Barometr Timocom pokazuje w czerwcu więcej o 31 proc. frachtów niż w analogicznym okresie 2023 roku. Stosunek frachtów do pojazdów wynosił jak 77 do 23, gdy rok temu było to 59 do 41. Analitycy Timocom przyznają, że liczba frachtów na rynku chwilowym jest tylko nieco mniejsza niż rok wcześniej.
Taron Ganjalyan z Links Analitycs podał, że na ponad 70% tras towarowych w przewozach całosamochodowych (w bazie danych) jego firmy wykazuje rosnące zapotrzebowanie na transport.
Łukasz Zawadzki z Codognotto przyznaje, że na rynku widać poprawę, choć nie jest to poziom z 2022 roku zarówno pod względem cen jak i liczby zleceń.
PKO Research wskazuje, że w kwietniu handel detaliczny w Polsce zwiększył obroty o 4,1 proc., w Czechach o 5,3 proc., na Węgrzech o 3,2 proc. zaś w Rumunii o 9,5 proc. – W Polsce i Rumunii już od dłuższego czasu sprzedaż detaliczna znacząco przebiła poziomy z 2019, podczas gdy w pozostałych państwach trwa stagnacja. Za dobrą kondycją konsumentów stoją głównie rosnące realne wynagrodzenia. Z naszej perspektywy silny popyt wewnętrzny w CEE jest dobrą informacją, jednak stagnacja w strefie euro jest kolejnym problemem eksporterów – przyznają eksperci PKO Research.

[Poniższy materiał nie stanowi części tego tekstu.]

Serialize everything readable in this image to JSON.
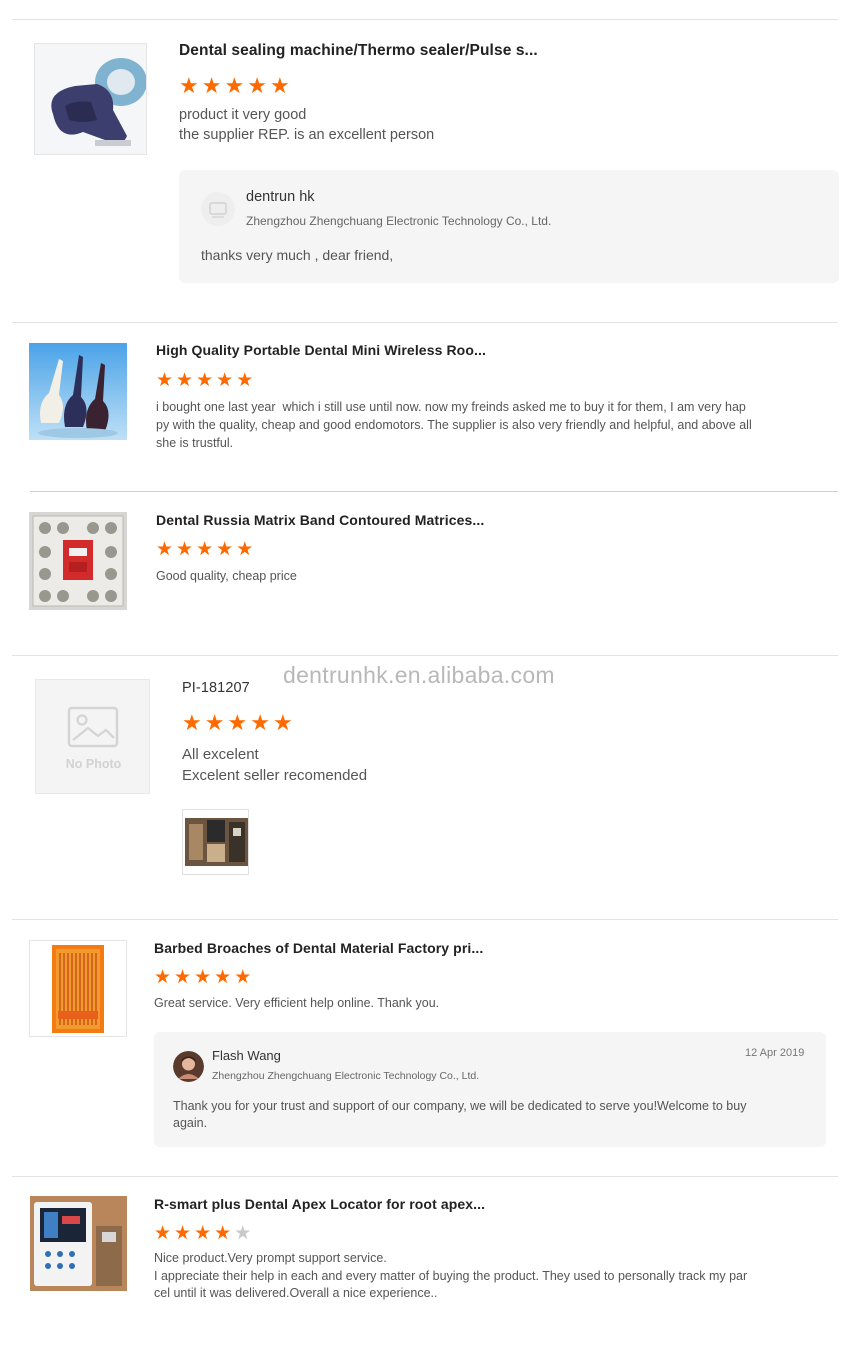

Ganjalyan przypomina, że w niektórych krajach (przede wszystkim w Holandii) sprzedaż detaliczna zaczęła się poprawiać już kilka tygodni temu. Na dodatek majowe dane PMI (opublikowane 3 czerwca) wskazują na dalsze ożywienie w przetwórstwie przemysłowym w strefie euro. – Najbardziej korzystają firmy obsługujące trasy do Holandii, Hiszpanii i (w mniejszym stopniu) Francji – zaznacza Ganjalyan. Dodaje, że dobre wieści nadchodzą z niemieckiego przemysłu masowych tworzyw sztucznych, chemikaliów, metali. Natomiast PKO Research wskazuje, że według PMI produkcja w przetwórstwie w UE spadła w maju, ale tylko nieznacznie i najwolniej od ponad roku – wskaźnik wzrósł do 47,3 pkt. z 45,7 pkt. – Był to kolejny miesiąc, w którym spadek produkcji spowolnił. Nowe zamówienia i sprzedaż eksportowa również spadły, ale w najłagodniejszym tempie od dłuższego czasu – zaznaczają analitycy PKO Research.